In Dec of 2012, Cecilia Brännmark graduated from her Ph.D. studies. Here we see her during the ritual known as “spikning”, where she nails her thesis to the “thesis tree”, seen to the right.

* At the other end of the spectrum, 2012, was also the year when our first Ph.D. student graduated, i.e. finished her Ph.D. studies. The student, Cecilia Brännmark, was the first one I (Gunnar) supervised, and she started back in the days when I did all the modelling myself. Hence, Cecilia was an experimental Ph.D. student, and she has done the majority of the experiments in the early defining papers, that came out of my collaboration with prof Peter Strålfors, who was her main supervisor.

* In December we arranged a 10-day Ph.D. course on Multi-level modelling of gluocse homeostasis. During these 10 days we had invited the most relevant and world-leading experts on systems biology research on all the main organs: the liver, fat tissue, skeletal muscle, the brain, the pancreas, and the whole-body level. For all these organs we had invited experts on both the experimental research and on the modelling.

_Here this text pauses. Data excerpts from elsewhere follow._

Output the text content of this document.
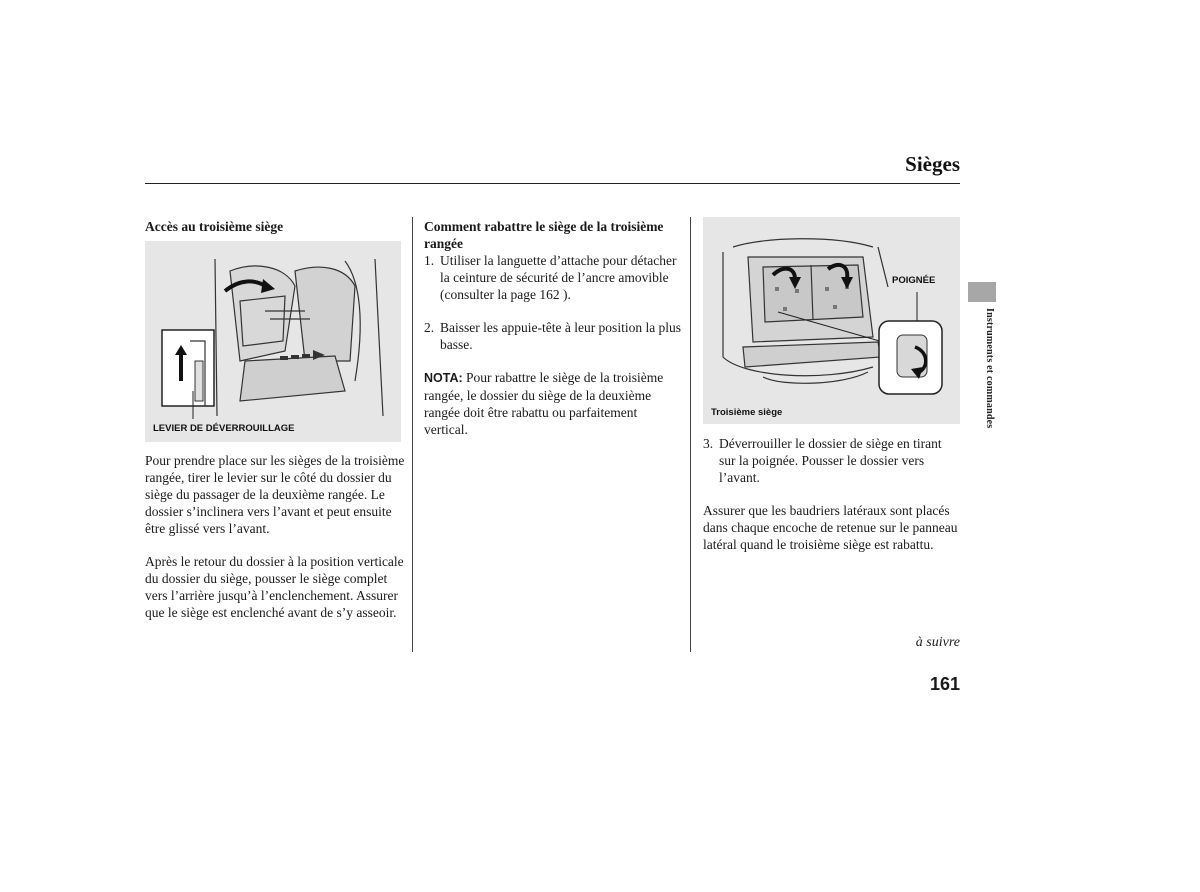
Sièges
Accès au troisième siège
LEVIER DE DÉVERROUILLAGE
Pour prendre place sur les sièges de la troisième rangée, tirer le levier sur le côté du dossier du siège du passager de la deuxième rangée. Le dossier s’inclinera vers l’avant et peut ensuite être glissé vers l’avant.
Après le retour du dossier à la position verticale du dossier du siège, pousser le siège complet vers l’arrière jusqu’à l’enclenchement. Assurer que le siège est enclenché avant de s’y asseoir.
Comment rabattre le siège de la troisième rangée
1. Utiliser la languette d’attache pour détacher la ceinture de sécurité de l’ancre amovible (consulter la page 162 ).
2. Baisser les appuie-tête à leur position la plus basse.
NOTA: Pour rabattre le siège de la troisième rangée, le dossier du siège de la deuxième rangée doit être rabattu ou parfaitement vertical.
POIGNÉE
Troisième siège
3. Déverrouiller le dossier de siège en tirant sur la poignée. Pousser le dossier vers l’avant.
Assurer que les baudriers latéraux sont placés dans chaque encoche de retenue sur le panneau latéral quand le troisième siège est rabattu.
Instruments et commandes
à suivre
161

* As a separate event in the middle of this course, we also arranged a workshop on Systems Medicine. This was a co-arrangement with Mikael Benson, who arranged the first day devoted to omics and large-scale network approaches, and isbgroup/me, who arranged the second day devoted to modelling. In other words, we tried to bring together all the different sides that are relevant to systems medicine, and regarding the modelling this importantly included the neighbouring biomodelling fields, such as pharmacokinetic/pharmacodynamic modelling, image-based modelling of the liver, medical decision making with probabilistic graphical models, and even an overview of the neighbouring research in technical diagnosis. At the event there was also a strong presence from several leading drug development companies. The event was atteneded by some 60-80 people, and the combined 10-day event was the – by far – biggest arrangement we had arranged at that point.